The SEMP is a management plan. It is not strictly spatial (like the EMF) but
also includes policy and process issues. The SEMP will take the spatial
inventory (provided by the EMF) and, based on extant conditions will look at
possible sustainable futures. An Environmental Impact Assessment (EIA) will
usually result in an Environmental Plan (EMP). So too we can see an SEA
resulting in a Strategic Environmental Management Plan (SEMP). This is
because the SEA is not a planning process but does provide useful
information to planners. The SEMP is a Strategic Plan, generally offered at
the scale of the province. SEMPs provide the framework for more site
specific studies. SEMPs tend to be broad and may lack, as in Mpumalanga,
much of the conflict and visions data which the SEA for SFRAs is providing.

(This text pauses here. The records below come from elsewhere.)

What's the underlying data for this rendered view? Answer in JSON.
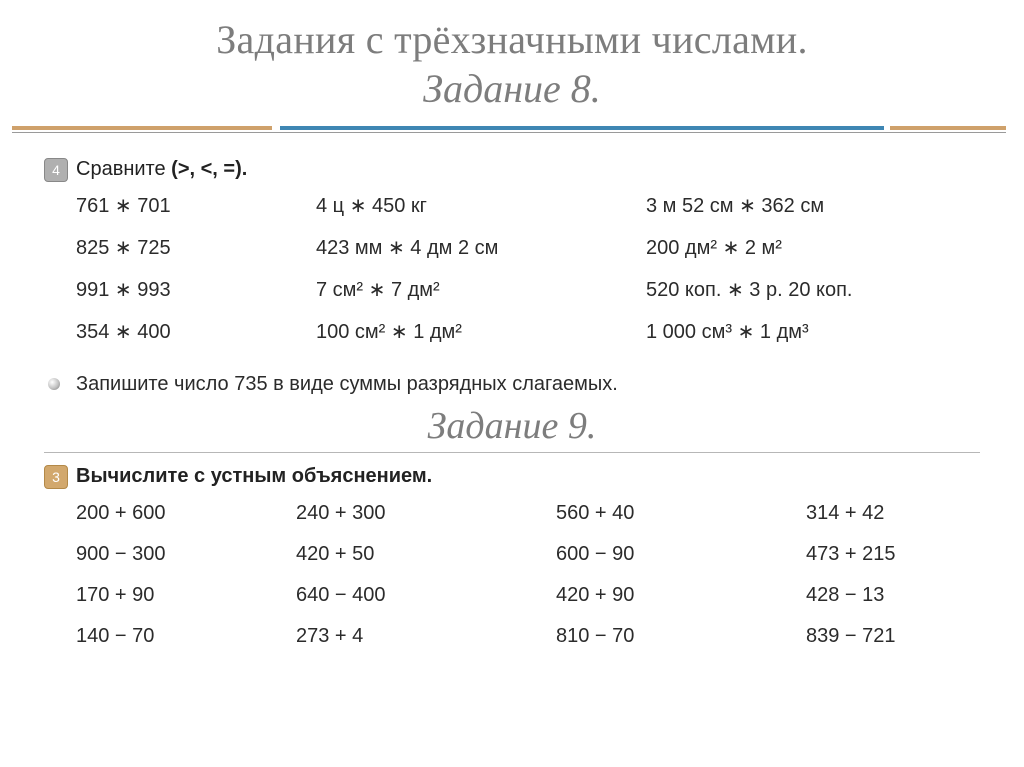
{
  "colors": {
    "text_muted": "#7d7d7d",
    "text_body": "#2b2b2b",
    "accent_tan": "#cfa16b",
    "accent_blue": "#3e86b3",
    "rule": "#9a9a9a",
    "badge_gray": "#b0b0b0",
    "badge_tan": "#d2a86d"
  },
  "typography": {
    "title_fontsize": 40,
    "subtitle_fontsize": 38,
    "body_fontsize": 20,
    "title_family": "Georgia",
    "body_family": "Verdana"
  },
  "title": {
    "line1": "Задания с трёхзначными числами.",
    "line2": "Задание 8."
  },
  "ex8": {
    "badge": "4",
    "heading_prefix": "Сравните ",
    "heading_suffix": "(>, <, =).",
    "rows": {
      "r1": {
        "c1": "761 ∗ 701",
        "c2": "4 ц ∗ 450 кг",
        "c3": "3 м 52 см ∗ 362 см"
      },
      "r2": {
        "c1": "825 ∗ 725",
        "c2": "423 мм ∗ 4 дм 2 см",
        "c3": "200 дм² ∗ 2 м²"
      },
      "r3": {
        "c1": "991 ∗ 993",
        "c2": "7 см² ∗ 7 дм²",
        "c3": "520 коп. ∗ 3 р. 20 коп."
      },
      "r4": {
        "c1": "354 ∗ 400",
        "c2": "100 см² ∗ 1 дм²",
        "c3": "1 000 см³ ∗ 1 дм³"
      }
    },
    "note": "Запишите число 735 в виде суммы разрядных слагаемых."
  },
  "midTitle": "Задание 9.",
  "ex9": {
    "badge": "3",
    "heading": "Вычислите с устным объяснением.",
    "rows": {
      "r1": {
        "c1": "200 + 600",
        "c2": "240 + 300",
        "c3": "560 + 40",
        "c4": "314 + 42"
      },
      "r2": {
        "c1": "900 − 300",
        "c2": "420 + 50",
        "c3": "600 − 90",
        "c4": "473 + 215"
      },
      "r3": {
        "c1": "170 + 90",
        "c2": "640 − 400",
        "c3": "420 + 90",
        "c4": "428 − 13"
      },
      "r4": {
        "c1": "140 − 70",
        "c2": "273 + 4",
        "c3": "810 − 70",
        "c4": "839 − 721"
      }
    }
  }
}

There is a good deal of synergy between these processes.
SEMPs are also an important tool in providing the
over-arching environmental management system for development clusters or
nodes. For example, a SEMP would provide the environmental limits and
guidelines for the establishment of an industrial park in which various
different companies may be setting up. Typically a SEMP was proposed for the
Coega Industrial Zone (Eastern Cape), and a similar framework was prepared
for the Capricorn Industrial Park (Western Cape).
Stream Flow Reduction Activity (this
is the present working definition)
An SFRA is any dryland land use practice, which
reduces the yield of water (with reference to yield from natural veld in
undisturbed conditions) from that land to downstream users. Such activities
may be declared as SFRAs if found to be significant.